More on the history of mackerel…

From Kettner’s Book of the Table.


A great authority, Grimond de la Reynière, says: “The mackerel has has this in common with good women – he is loved by all the world. He is welcomed by rich and poor with the same eagerness. He is most commonly eaten à la maître d’ hôtel. But he may be prepared in a hundred ways; and he is as exquisite plain as in the most elaborate dressing” (au maigre coome au gras). This immense praise, and is a complete justification of the common English method of serving him  – plain boiled, with fennel or with gooseberry sauce. Nevertheless I give my vote to those who assert that there is but one perfect way of cooking a mackerel – to split him by the back, broil him, and serve him with maître d’hôtel butter.
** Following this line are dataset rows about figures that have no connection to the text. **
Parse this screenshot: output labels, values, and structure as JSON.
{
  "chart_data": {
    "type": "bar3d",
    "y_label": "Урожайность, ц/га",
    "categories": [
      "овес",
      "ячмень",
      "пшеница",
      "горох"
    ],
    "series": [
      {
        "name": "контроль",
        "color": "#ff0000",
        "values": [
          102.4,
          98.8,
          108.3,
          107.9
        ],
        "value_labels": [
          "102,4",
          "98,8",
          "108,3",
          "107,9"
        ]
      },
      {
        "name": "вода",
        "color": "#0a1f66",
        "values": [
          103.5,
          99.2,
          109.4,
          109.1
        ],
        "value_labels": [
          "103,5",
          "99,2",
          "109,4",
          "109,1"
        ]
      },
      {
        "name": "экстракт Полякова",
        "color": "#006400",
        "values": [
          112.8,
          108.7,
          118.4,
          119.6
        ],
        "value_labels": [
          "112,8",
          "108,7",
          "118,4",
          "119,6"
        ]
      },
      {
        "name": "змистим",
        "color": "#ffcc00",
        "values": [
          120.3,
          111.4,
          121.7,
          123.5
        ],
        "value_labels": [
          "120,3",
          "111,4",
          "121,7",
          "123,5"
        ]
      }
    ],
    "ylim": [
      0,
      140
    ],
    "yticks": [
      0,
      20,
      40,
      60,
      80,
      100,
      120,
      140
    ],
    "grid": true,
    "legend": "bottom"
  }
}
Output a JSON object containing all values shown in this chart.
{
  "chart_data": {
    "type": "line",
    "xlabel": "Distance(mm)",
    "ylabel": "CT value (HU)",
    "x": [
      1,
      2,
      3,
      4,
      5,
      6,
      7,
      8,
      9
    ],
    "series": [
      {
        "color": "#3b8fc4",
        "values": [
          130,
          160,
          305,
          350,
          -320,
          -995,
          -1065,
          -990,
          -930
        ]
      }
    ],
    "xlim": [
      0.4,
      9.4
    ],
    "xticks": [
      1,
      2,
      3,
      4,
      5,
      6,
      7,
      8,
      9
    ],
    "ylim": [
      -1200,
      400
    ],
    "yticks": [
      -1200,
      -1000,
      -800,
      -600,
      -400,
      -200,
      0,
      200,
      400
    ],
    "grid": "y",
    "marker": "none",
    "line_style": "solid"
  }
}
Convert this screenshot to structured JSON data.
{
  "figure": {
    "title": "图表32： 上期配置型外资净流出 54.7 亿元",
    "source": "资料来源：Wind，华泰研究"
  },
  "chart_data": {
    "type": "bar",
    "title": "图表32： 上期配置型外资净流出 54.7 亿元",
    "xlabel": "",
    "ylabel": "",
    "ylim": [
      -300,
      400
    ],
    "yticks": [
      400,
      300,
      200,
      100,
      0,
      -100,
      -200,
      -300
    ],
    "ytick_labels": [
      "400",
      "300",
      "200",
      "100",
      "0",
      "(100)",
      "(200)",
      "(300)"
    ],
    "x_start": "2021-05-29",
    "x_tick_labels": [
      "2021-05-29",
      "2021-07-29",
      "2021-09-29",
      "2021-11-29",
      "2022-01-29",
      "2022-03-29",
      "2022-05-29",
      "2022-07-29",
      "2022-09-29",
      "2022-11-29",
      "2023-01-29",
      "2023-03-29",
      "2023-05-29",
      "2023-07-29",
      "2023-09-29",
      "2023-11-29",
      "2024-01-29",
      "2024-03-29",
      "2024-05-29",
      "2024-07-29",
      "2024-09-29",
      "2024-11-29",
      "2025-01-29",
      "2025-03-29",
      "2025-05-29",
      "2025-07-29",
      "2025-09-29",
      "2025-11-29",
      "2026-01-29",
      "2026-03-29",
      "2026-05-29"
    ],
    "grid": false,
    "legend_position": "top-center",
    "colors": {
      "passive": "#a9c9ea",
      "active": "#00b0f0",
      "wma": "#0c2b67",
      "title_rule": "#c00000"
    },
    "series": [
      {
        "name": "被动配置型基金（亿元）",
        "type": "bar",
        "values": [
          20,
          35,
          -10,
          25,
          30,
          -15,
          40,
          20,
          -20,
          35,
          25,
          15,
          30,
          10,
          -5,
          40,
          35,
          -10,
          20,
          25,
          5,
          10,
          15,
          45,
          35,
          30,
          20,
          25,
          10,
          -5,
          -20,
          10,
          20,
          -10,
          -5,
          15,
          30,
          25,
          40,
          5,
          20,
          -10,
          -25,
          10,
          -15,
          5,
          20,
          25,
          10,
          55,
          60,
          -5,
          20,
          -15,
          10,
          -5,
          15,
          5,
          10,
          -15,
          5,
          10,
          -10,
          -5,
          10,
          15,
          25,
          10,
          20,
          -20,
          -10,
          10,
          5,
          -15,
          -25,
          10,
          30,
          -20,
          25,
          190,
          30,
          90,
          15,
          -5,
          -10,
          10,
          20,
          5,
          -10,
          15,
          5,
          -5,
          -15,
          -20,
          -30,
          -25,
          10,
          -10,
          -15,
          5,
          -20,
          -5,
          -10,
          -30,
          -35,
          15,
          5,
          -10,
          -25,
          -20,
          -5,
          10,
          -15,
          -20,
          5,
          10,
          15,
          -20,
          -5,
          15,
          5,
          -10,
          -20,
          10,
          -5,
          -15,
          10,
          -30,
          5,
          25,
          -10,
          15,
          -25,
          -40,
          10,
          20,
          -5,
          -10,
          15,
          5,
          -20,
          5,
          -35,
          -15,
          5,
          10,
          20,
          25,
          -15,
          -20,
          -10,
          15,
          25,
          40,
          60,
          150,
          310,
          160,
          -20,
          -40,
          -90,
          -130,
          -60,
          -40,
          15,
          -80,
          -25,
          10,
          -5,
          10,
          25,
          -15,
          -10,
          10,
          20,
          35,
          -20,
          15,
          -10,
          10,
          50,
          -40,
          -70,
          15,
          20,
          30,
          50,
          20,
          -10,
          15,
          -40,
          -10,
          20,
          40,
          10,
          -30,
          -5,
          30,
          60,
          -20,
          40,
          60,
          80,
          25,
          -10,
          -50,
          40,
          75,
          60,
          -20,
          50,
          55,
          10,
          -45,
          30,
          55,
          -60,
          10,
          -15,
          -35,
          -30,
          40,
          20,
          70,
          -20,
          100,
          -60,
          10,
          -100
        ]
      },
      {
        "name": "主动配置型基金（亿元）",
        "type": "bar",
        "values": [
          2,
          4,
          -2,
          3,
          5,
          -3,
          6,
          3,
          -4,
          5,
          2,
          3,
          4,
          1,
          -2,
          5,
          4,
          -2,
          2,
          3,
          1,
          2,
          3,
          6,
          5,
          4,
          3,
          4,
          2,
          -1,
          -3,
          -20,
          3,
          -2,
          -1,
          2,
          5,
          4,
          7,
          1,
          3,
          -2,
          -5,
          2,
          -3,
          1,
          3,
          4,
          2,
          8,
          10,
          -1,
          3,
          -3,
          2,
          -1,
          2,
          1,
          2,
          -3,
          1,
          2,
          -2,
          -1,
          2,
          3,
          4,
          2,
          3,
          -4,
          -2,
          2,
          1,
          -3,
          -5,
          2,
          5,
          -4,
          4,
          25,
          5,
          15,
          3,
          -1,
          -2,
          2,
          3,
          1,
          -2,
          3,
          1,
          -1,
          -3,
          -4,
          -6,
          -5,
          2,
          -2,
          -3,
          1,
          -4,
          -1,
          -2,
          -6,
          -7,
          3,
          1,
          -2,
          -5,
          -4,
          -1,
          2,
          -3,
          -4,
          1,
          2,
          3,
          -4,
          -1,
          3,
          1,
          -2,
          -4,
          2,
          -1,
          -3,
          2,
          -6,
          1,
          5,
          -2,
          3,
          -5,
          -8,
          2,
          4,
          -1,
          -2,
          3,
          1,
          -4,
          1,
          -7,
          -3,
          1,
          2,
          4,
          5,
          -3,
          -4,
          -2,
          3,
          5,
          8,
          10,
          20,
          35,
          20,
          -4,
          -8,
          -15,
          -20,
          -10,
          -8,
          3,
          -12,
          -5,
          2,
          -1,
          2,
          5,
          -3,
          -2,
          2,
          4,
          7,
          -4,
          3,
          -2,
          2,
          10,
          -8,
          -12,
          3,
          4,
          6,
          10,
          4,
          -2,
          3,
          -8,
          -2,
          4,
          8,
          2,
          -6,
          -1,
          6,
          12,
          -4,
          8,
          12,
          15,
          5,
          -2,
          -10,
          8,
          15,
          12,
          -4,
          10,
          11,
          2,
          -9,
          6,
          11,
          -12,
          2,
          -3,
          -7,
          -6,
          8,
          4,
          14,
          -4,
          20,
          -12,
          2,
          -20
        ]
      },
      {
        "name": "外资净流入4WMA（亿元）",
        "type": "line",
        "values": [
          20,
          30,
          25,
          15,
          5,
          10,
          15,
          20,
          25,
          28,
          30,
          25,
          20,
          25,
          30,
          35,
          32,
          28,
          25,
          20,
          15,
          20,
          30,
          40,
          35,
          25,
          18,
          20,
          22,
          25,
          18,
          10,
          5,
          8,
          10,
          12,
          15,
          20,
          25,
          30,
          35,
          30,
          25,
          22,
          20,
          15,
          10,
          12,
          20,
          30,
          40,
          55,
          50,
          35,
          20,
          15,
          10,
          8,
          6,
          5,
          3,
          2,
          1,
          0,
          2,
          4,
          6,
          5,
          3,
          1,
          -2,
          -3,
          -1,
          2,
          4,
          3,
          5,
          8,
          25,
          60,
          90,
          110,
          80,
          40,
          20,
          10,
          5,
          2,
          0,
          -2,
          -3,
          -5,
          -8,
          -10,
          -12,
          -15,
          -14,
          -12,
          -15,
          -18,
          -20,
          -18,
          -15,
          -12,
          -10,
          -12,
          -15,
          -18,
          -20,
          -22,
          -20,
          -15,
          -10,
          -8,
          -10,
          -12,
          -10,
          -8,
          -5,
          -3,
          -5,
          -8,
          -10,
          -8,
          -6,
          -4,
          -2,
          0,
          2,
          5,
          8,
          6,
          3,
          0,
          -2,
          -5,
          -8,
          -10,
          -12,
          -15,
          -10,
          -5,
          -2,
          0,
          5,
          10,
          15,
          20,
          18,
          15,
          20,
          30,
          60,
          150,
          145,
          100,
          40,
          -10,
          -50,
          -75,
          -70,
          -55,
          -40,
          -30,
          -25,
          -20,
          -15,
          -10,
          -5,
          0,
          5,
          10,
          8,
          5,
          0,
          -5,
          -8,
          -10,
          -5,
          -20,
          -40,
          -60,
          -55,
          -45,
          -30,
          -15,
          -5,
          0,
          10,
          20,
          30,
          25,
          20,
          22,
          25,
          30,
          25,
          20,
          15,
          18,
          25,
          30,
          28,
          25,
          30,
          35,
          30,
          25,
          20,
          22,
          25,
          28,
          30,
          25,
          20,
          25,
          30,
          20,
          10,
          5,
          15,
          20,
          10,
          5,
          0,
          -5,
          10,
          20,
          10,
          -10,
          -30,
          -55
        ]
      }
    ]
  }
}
Still better, take his fillets and serve them in the same way.

The name of mackerel is supposed to be a corruption of nacarel, a possible diminutive of nacre – from the blue and mother-o’-pearl tint of skin. In one of the dialects of the south of France he is called peis d’Avril, the April fish – or as we should say, an April fool, both because he is a fool coming easily to the net, and because he first comes in April. He is not only quickly caught, but he spoils so quickly that the law accords him a peculiar privilege: he is the only fish that may be hawked from the street on a Sunday. For the same reason he is the only fish besides the salmon that is much soused or marinaded in the country.

The mackerel which comes to our shores is a great puzzle to the philosophers. He has no air-bladder, yet he is as buoyant and lively as fish can be. What then is the use of an air-bladder?